I have written previously about the measurement of measurement uncertainty (Dec 9, 2011).
The inverse of this problem is the measurement of the information contained in the data.
One way of thinking about this is to imagine that our sensors are robotic students who are assigned the task of learning everything they can about some environmental condition. We then ask them to tell us what they have learned and we evaluate what they tell us against some ratable test.
In parallel to the way that human students are assigned a task of learning everything on a course curriculum, the extent to which the information has been ‘learned’ can be tested against reference data. Human students are graded on the basis of the percentage of correct answers. The problem is that not all tests are commensurate. To mitigate for this we may ‘grade against the curve’ and assign letter grades so that all excellent results can be distinguished from good, fair, poor and failing results. We can also provide ‘weightings’ on different tests so that a quiz has a different weight than a final exam.
The concept of assigning a grade (a.k.a. quality code, symbol, or qualifier) to hydrometric data has been around for some time. The ultimate test comes with each field visit where we can ask of the sensor: what is the water level at this instant in time? In contrast, a professor would ask a large number of questions of the students to evaluate how fully they have absorbed the information since the last test. There is no point in asking the question: ‘what was the exact time and magnitude of the peak water level?’ because we do not know the true answer. We can instead ask the question: ‘since the last test, are the data free from anomalies or discontinuities?’ In other words, in the absence of evidence that the data are all true, do we at least have evidence to support our ‘belief’ the data are likely true?
We can see the metaphor of grading students breaking down with respect to the much more subjective grading of data. There are well-established protocols and traditions for measuring the information content of students.
Not so much for hydrometric data.
There are several problems with measuring the information content of hydrometric data:
- the result is closely tied to fitness-for-purpose and any given dataset can be used for multiple purposes;
- the timing and frequency of field visits are generally inadequate for a robust measure of information content; and
- evaluation of information content by circumstantial evidence (e.g. inspection for serial auto-correlation in the time-series) will often identify obvious faults but evidence that there are no obvious faults is not the same as evidence that the data are true.
Similarly, there are well-established protocols and traditions for aggregating grades for students (i.e. the Grade Point Average) both within a course, and within a collection of courses (e.g. a degree program).
I can find no internationally recognized standard method for aggregating grades on hydrometric data.
The widely practiced protocol for aggregation of data grades is that they can neither sum nor average therefore a GPA is not possible. Instead of a GPA it is commonly accepted that the ‘least grade wins’ rule is invoked within any collection of data.

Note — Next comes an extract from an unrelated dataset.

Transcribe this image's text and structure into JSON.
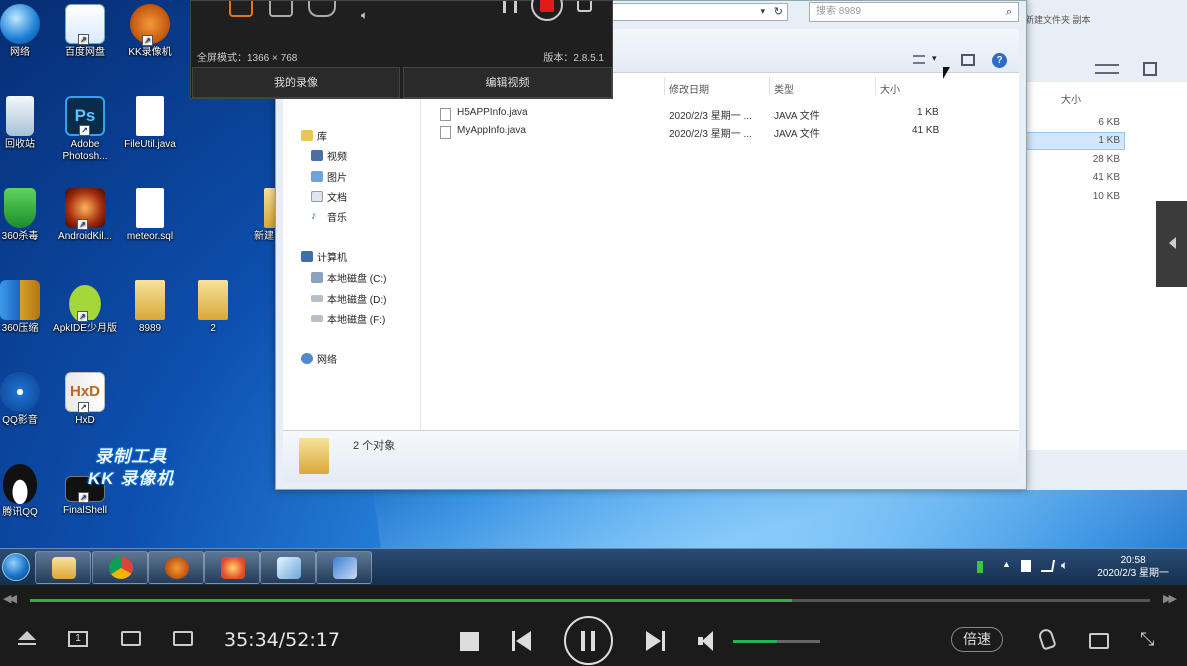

This would mean that if I fail a 15 minute pop quiz in a course, I would get a failing grade on the whole course even if I aced the 3 hour final exam. The failing grade on that course would win over all the other courses I took for the duration of the program and hence I would fail the program.
Data grades may only represent a lower boundary of the information content of the data not to be confused with the full potential for information in the data. Once we agree on methods for objective quantification of hydrometric uncertainty, that uncertainty estimate may only represent an upper boundary of the information content of the data. The true information in the data may not be well represented by either grades or uncertainty, especially in the context of epistemic errors. The truth will probably lie somewhere in between subjective data grading and objective quantification of uncertainty.